Faster, consolidated testing means more people can be screened for hepatitis without increasing cost or complexity. It also allows for reflex testing, where a single blood sample can be tested for hepatitis antibodies and, if positive, automatically tested for viral RNA.
“We showed this to be very effective in CDC labs in improving the number of persons being tested for the virus,” Dr. Ward notes. “We found that the labs that were conducting reflex testing, those patients were being more frequently treated and treated more quickly after diagnosis, compared to patients who did not have reflex testing. So, there’s a clear role for reflex testing and how changes in lab procedures can improve access to treatment.”
Public health strategies with real-world results
CGHE’s work goes far beyond the lab. The coalition builds hepatitis elimination profiles for countries, gathering data on policies, testing coverage, and progress. These profiles help governments understand where they stand, identify gaps and learn from peer countries.
Take Ghana; CGHE helped assess the hepatitis burden and testing capacity across regions. The data, Dr. Ward says, revealed an “unexpectedly high hepatitis C prevalence” in the north of the country. Using that insight, CGHE brokered a partnership between Ghana and Egypt, whose own hepatitis elimination program has been a global model. Egypt agreed to donate HCV medications, and Ghana launched a national treatment program.
Dr. Ward adds, “we’re helping Thailand evaluate a recent policy change where they are recommending HBV and HCV testing for all persons born before 1992.” In Australia and South Korea, the coalition has highlighted effective policies that empower primary care providers, reduce treatment barriers and expand screening to high-risk populations.
The bottom line is that hepatitis elimination is not theoretical. It is happening in clinics, in labs and at the policy level. But it depends on continued investment in testing, smarter workflows and stronger partnerships.
What laboratorians and clinicians can do next
Dr. Wu closes the webinar with a simple message: labs must be seen, valued and integrated into the broader medical mission. “We are a service provider, and we don’t see patients… I think it’s for that reason we’re sort of taken for granted,” he states. “What we need to do is get out there more and be a part of the medical practice, not just stay in our labs, but be visible.”
Dr. Ward emphasizes that labs can and should partner with public health programs. “Becoming more mindful of the activities already underway in many communities and being a full participant in those… labs can help overcome these challenges,” he says. Dr. Ward shares that labs can also contribute by “improving their processes to increase efficiency and being a source of information for their health system and public health officials.”

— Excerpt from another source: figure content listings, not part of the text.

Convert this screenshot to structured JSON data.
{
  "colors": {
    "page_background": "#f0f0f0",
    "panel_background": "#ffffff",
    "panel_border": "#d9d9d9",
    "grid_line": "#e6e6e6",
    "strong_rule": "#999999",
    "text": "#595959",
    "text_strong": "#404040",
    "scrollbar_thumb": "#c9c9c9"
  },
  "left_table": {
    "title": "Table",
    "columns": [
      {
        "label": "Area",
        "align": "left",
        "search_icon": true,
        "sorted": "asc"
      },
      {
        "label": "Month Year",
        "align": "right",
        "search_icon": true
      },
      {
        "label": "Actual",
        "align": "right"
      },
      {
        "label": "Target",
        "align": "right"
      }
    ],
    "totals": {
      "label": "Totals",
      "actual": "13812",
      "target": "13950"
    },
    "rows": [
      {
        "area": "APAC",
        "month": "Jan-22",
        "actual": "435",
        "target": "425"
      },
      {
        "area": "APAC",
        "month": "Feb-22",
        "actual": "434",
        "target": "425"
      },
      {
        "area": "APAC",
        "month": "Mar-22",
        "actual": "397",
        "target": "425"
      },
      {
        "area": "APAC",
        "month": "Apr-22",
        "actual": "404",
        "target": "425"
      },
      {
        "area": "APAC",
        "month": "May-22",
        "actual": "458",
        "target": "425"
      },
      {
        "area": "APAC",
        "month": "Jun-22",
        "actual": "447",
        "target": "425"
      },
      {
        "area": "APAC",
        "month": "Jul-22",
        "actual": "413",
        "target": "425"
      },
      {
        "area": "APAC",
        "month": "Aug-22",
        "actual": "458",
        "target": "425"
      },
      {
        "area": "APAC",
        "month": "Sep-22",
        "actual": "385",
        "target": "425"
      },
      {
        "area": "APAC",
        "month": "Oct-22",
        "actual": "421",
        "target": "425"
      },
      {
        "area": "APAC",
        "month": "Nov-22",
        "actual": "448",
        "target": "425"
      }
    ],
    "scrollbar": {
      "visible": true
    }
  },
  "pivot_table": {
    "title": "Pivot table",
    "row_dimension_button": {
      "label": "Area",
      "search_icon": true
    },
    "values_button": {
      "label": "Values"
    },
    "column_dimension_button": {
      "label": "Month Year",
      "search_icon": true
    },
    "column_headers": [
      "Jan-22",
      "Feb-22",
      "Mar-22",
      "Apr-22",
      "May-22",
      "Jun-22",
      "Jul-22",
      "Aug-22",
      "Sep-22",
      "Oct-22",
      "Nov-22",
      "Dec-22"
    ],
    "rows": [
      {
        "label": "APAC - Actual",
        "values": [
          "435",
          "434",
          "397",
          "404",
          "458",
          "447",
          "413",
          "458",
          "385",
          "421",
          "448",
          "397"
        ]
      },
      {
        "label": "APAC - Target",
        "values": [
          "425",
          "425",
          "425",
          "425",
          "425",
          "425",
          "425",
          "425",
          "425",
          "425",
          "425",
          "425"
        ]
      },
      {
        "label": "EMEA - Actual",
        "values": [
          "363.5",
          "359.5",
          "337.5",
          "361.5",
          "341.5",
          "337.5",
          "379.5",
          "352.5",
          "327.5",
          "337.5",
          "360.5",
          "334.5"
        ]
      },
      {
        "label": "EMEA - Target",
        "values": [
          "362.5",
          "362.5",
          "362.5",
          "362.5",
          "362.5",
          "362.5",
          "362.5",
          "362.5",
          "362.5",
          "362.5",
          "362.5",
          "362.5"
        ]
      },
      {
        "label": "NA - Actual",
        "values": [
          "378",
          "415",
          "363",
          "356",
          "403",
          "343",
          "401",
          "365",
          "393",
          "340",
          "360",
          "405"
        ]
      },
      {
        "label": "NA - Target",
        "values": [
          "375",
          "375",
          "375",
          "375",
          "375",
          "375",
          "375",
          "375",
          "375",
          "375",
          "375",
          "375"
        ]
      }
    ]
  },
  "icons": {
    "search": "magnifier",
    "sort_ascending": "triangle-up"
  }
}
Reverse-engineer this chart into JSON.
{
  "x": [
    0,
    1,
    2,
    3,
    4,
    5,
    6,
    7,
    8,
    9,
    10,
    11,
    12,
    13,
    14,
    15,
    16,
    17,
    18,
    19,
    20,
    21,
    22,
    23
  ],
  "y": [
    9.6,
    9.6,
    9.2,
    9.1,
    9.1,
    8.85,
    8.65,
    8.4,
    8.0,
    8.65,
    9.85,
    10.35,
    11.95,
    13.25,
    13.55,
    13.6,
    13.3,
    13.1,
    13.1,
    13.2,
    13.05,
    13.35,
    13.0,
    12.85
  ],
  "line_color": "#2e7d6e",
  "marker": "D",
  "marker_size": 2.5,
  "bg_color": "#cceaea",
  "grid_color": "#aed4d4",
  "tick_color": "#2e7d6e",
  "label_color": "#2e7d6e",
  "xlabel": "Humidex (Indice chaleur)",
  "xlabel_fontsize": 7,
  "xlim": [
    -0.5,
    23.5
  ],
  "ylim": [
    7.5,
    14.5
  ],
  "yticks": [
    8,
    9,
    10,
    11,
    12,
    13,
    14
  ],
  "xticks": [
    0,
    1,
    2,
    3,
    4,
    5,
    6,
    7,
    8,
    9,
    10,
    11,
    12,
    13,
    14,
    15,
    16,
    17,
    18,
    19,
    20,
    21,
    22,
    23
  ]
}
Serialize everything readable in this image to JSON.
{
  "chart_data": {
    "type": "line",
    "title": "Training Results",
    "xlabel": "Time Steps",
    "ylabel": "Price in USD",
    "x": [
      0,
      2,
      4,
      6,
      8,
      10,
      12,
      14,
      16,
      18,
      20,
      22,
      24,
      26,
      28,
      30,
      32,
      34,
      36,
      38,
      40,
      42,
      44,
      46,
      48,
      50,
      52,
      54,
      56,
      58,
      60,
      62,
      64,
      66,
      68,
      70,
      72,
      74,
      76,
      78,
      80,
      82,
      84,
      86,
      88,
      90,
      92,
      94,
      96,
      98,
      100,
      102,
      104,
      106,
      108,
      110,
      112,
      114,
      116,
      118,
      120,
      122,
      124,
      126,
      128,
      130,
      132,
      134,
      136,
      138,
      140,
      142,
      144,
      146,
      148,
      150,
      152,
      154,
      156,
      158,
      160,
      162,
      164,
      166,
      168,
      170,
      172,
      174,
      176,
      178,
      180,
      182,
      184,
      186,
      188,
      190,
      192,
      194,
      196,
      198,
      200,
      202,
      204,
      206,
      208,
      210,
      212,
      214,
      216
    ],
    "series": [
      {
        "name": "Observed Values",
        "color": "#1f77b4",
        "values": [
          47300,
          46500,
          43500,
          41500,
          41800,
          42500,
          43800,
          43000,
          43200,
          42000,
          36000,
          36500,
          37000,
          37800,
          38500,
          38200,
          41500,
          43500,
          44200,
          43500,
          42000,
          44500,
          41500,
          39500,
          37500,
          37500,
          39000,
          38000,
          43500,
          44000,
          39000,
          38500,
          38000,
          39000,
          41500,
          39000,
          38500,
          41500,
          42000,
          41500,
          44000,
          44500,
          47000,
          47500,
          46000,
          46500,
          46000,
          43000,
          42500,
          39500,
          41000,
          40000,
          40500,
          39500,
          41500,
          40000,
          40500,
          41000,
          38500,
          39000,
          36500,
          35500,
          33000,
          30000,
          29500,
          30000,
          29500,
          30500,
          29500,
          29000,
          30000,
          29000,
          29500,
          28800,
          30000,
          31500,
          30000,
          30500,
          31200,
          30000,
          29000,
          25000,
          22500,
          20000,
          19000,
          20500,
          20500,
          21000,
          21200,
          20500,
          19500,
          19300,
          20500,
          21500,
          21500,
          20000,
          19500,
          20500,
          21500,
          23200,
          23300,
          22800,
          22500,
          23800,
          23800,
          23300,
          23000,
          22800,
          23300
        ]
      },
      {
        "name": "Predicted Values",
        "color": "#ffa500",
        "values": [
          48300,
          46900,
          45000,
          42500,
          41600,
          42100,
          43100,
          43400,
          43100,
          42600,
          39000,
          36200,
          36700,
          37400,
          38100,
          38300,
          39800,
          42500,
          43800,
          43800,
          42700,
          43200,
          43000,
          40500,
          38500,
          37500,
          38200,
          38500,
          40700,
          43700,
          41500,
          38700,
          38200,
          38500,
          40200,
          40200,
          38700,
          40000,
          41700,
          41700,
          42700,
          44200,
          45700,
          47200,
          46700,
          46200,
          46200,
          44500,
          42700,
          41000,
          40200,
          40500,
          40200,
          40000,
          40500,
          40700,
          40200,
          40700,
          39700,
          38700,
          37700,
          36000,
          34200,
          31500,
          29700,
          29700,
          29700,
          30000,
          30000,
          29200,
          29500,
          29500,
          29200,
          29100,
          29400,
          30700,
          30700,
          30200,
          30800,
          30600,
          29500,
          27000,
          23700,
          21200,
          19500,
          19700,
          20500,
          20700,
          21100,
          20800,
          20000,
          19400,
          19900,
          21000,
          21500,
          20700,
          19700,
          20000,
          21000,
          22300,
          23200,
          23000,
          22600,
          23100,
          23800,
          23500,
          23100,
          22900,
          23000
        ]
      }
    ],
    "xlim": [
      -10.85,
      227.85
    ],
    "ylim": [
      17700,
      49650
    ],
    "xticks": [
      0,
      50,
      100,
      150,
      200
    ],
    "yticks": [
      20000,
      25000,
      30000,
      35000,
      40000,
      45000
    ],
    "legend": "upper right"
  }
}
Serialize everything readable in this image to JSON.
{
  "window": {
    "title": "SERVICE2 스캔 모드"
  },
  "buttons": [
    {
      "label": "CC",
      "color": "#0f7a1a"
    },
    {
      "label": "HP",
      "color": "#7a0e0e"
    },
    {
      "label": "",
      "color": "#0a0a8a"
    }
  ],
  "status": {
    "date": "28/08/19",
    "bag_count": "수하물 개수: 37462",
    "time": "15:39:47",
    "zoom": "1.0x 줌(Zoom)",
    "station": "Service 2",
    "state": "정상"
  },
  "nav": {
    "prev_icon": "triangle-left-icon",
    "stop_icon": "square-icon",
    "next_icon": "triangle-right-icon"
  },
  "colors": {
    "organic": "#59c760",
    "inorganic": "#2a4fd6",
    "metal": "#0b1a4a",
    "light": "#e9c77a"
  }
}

Whether it is sharing data for disease surveillance, identifying barriers to testing, or piloting innovations like saliva-based or dried blood spot assays, labs can play a key role in getting more people tested and treated.
There is support available. “A number of tests are available at lower cost,” Dr. Ward notes. “The virologic testing tends to be the most expensive part … but there are international efforts such as the Pan American Health Organization’s strategic investment fund and Global fund agreements to make diagnostics available at lower cost.”
Hepatitis elimination will not be achieved by one tool or one sector. It will take smarter strategies and the active involvement of laboratorians, clinicians and public health professionals worldwide.